Javier Santa Cruz-Editores

No conozco personalmente a los componentes de la Sala de lo Penal del Tribunal Supremo. Sé un poco de la trayectoria de Martínez Arrieta y algo más del juez Marchena. Hasta he leído su libro este verano recordando los principios del Derecho.

La decisión que tomen no menoscabará mi respeto hacia ellos, como tampoco hacia los que diverjan del criterio mayoritario si existe una minoría que considere necesario expresar un criterio diferente.

Sé que el Fiscal General del Estado tendría que haber dimitido por la dignidad y las obligaciones de su cargo. Sé que su comportamiento fue apasionado y militante a favor de un discurso político. Igualmente sé que el Fiscal General debe defender la Ley, dado que la verdad es sólo objetivo de teólogos, filósofos, sacerdotes o, en este caso, de periodistas y de la controversia que provoquen en los políticos y en la sociedad.

Sólo una pretenciosa superioridad ideológica puede hacer creer al Fiscal General que es un brillante héroe solitario en defensa de una verdad única, resplandeciente e indiscutible y no un humilde servidor de la Ley… Es la Ley y los derechos que reconoce a los ciudadanos lo que debe defender el Fiscal. Todo lo demás no sé si está fuera de su capacidad, pero está fuera de su competencia.

De la misma forma pudimos ver como utilizó los privilegios que le presta la responsabilidad que desempeña, y de su prepotente modo de actuar al exhibir los distintivos de la Fiscalía General durante el proceso. Todos también hemos visto a responsables de defender al Estado cómo defendían a una persona y a sus subordinados actuar con ciega jerarquía en su defensa.

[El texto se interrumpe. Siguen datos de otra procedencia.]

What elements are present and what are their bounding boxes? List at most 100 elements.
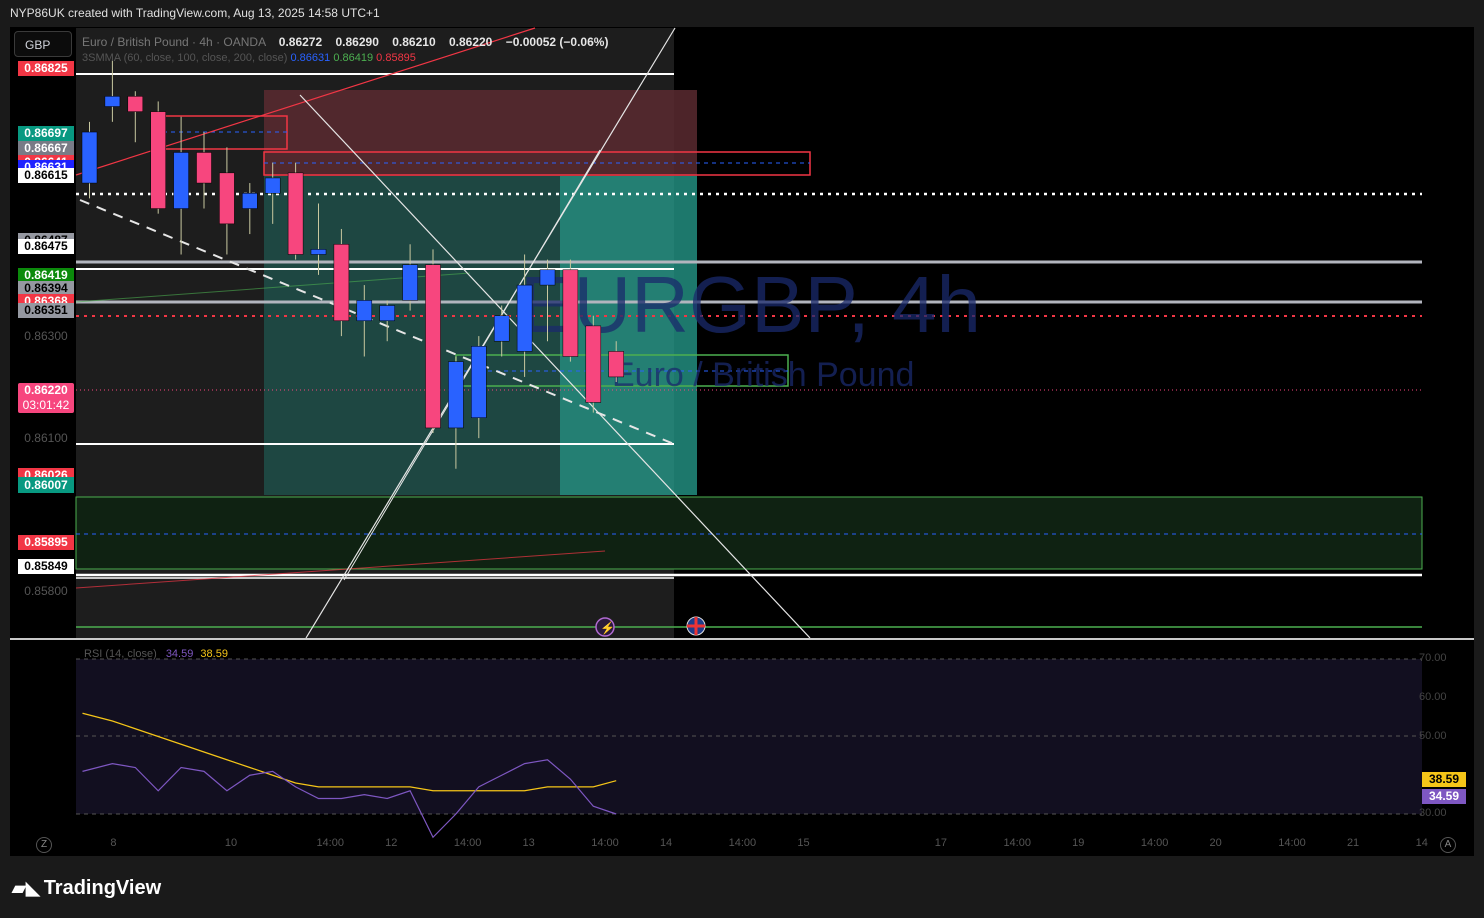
tradingview-brand: TradingView bbox=[43, 877, 162, 899]
ohlc-change: −0.00052 (−0.06%) bbox=[505, 35, 609, 49]
price-label: 0.86667 bbox=[18, 141, 74, 157]
rsi-line bbox=[82, 759, 617, 839]
candle-body[interactable] bbox=[402, 264, 418, 301]
candle-body[interactable] bbox=[516, 284, 533, 352]
candle-body[interactable] bbox=[81, 131, 98, 184]
price-scale-tick: 0.86300 bbox=[24, 328, 68, 343]
candle-body[interactable] bbox=[539, 269, 556, 286]
time-axis-label: 20 bbox=[1209, 837, 1222, 849]
price-label: 0.86394 bbox=[18, 280, 74, 296]
candle-body[interactable] bbox=[287, 172, 304, 255]
candle-body[interactable] bbox=[242, 193, 258, 209]
ma-legend[interactable]: 3SMMA (60, close, 100, close, 200, close… bbox=[82, 52, 416, 64]
tradingview-logo[interactable]: ▰◣ TradingView bbox=[12, 877, 161, 900]
candle-body[interactable] bbox=[379, 305, 395, 322]
candle-body[interactable] bbox=[173, 152, 189, 209]
candle-body[interactable] bbox=[264, 177, 281, 194]
trend-red-ma bbox=[75, 550, 606, 589]
current-price-countdown: 03:01:42 bbox=[22, 398, 70, 412]
ohlc-close: 0.86220 bbox=[448, 35, 493, 49]
rsi-ma-value: 38.59 bbox=[200, 648, 228, 660]
header-text: NYP86UK created with TradingView.com, Au… bbox=[10, 6, 380, 20]
rsi-ma-badge: 38.59 bbox=[1422, 772, 1466, 787]
price-label: 0.86475 bbox=[18, 239, 74, 255]
candle-body[interactable] bbox=[493, 315, 510, 342]
event-flash-icon[interactable] bbox=[595, 617, 615, 637]
rsi-level-label: 70.00 bbox=[1419, 652, 1447, 664]
time-axis-label: 12 bbox=[385, 837, 398, 849]
candle-body[interactable] bbox=[196, 152, 212, 184]
candle-body[interactable] bbox=[127, 96, 144, 112]
time-axis-label: 21 bbox=[1346, 837, 1360, 849]
candle-body[interactable] bbox=[104, 96, 121, 107]
price-label: 0.86825 bbox=[18, 60, 74, 76]
candle-body[interactable] bbox=[219, 172, 235, 225]
candle-body[interactable] bbox=[356, 300, 373, 322]
rsi-ma-line bbox=[82, 712, 617, 792]
candle-body[interactable] bbox=[310, 249, 327, 255]
time-axis-label: 15 bbox=[797, 837, 810, 849]
time-axis-label: 14:00 bbox=[1140, 837, 1169, 849]
tradingview-logo-icon: ▰◣ bbox=[12, 878, 40, 898]
ohlc-legend: Euro / British Pound · 4h · OANDA 0.8627… bbox=[82, 35, 608, 49]
candle-body[interactable] bbox=[471, 346, 487, 418]
price-label: 0.86697 bbox=[18, 126, 74, 142]
time-axis-label: 14:00 bbox=[591, 837, 619, 849]
price-scale-tick: 0.86100 bbox=[24, 430, 68, 445]
candle-body[interactable] bbox=[333, 244, 350, 322]
price-label: 0.86419 bbox=[18, 267, 74, 283]
time-axis-label: 14:00 bbox=[1278, 837, 1306, 849]
time-axis-label: 14 bbox=[659, 837, 673, 849]
ma3-value: 0.85895 bbox=[376, 52, 416, 64]
price-label: 0.85895 bbox=[18, 535, 74, 551]
candles bbox=[81, 60, 624, 469]
time-axis-label: 14:00 bbox=[316, 837, 344, 849]
ma2-value: 0.86419 bbox=[333, 52, 374, 64]
event-flash-glyph: ⚡ bbox=[600, 621, 615, 635]
price-scale-tick: 0.85800 bbox=[24, 583, 68, 598]
rsi-label: RSI (14, close) bbox=[84, 648, 157, 660]
time-axis-label: 10 bbox=[224, 837, 238, 849]
price-label: 0.86007 bbox=[18, 478, 74, 494]
price-label: 0.85849 bbox=[18, 558, 74, 574]
buy-zone-2 bbox=[560, 176, 697, 495]
auto-scale-z-button[interactable]: Z bbox=[36, 837, 52, 853]
rsi-badge: 34.59 bbox=[1422, 789, 1466, 804]
time-axis-label: 14:00 bbox=[728, 837, 757, 849]
current-price-value: 0.86220 bbox=[24, 383, 68, 397]
candle-body[interactable] bbox=[562, 269, 579, 357]
fan-line-1 bbox=[299, 94, 811, 639]
current-price-label: 0.86220 03:01:42 bbox=[18, 383, 74, 413]
currency-button[interactable]: GBP bbox=[14, 31, 72, 57]
demand-zone bbox=[75, 496, 1423, 570]
rsi-level-label: 50.00 bbox=[1419, 729, 1447, 742]
price-label: 0.86351 bbox=[18, 302, 74, 318]
candle-body[interactable] bbox=[448, 361, 464, 429]
candle-body[interactable] bbox=[425, 264, 441, 429]
rsi-level-label: 30.00 bbox=[1419, 807, 1447, 819]
time-axis-label: 13 bbox=[522, 837, 535, 849]
watermark-name: Euro / British Pound bbox=[612, 356, 914, 394]
rsi-value: 34.59 bbox=[165, 648, 194, 660]
candle-body[interactable] bbox=[150, 111, 166, 209]
ohlc-low: 0.86210 bbox=[392, 35, 436, 49]
ma1-value: 0.86631 bbox=[290, 52, 331, 64]
ohlc-open: 0.86272 bbox=[278, 35, 323, 49]
time-axis-label: 17 bbox=[934, 837, 947, 849]
pane-divider[interactable] bbox=[10, 638, 1474, 640]
time-axis-label: 19 bbox=[1072, 837, 1085, 849]
time-axis-label: 14 bbox=[1415, 837, 1428, 849]
buy-zone bbox=[264, 176, 560, 495]
rsi-legend[interactable]: RSI (14, close) 34.59 38.59 bbox=[84, 648, 228, 660]
price-label: 0.86615 bbox=[18, 167, 74, 183]
ma-label: 3SMMA (60, close, 100, close, 200, close… bbox=[82, 52, 288, 64]
candle-body[interactable] bbox=[608, 351, 624, 378]
time-axis-label: 14:00 bbox=[1003, 837, 1031, 849]
time-axis-label: 14:00 bbox=[453, 837, 482, 849]
rsi-level-label: 60.00 bbox=[1419, 690, 1447, 703]
candle-body[interactable] bbox=[585, 325, 602, 403]
auto-scale-a-button[interactable]: A bbox=[1440, 837, 1456, 853]
ohlc-high: 0.86290 bbox=[335, 35, 379, 49]
symbol-title[interactable]: Euro / British Pound · 4h · OANDA bbox=[82, 35, 266, 49]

Pero, sobre todo, tristemente hemos sabido que habrá que realizar cambios legislativos de calado si queremos volver a prestigiar tanto a la Fiscalía como a la abogacía del Estado.

Pero resuelvan como resuelvan los jueces del Supremo, seguirán contando, por la dificultad de su labor, de mi simpatía y apoyo, más cuando son tantos sus declarados enemigos.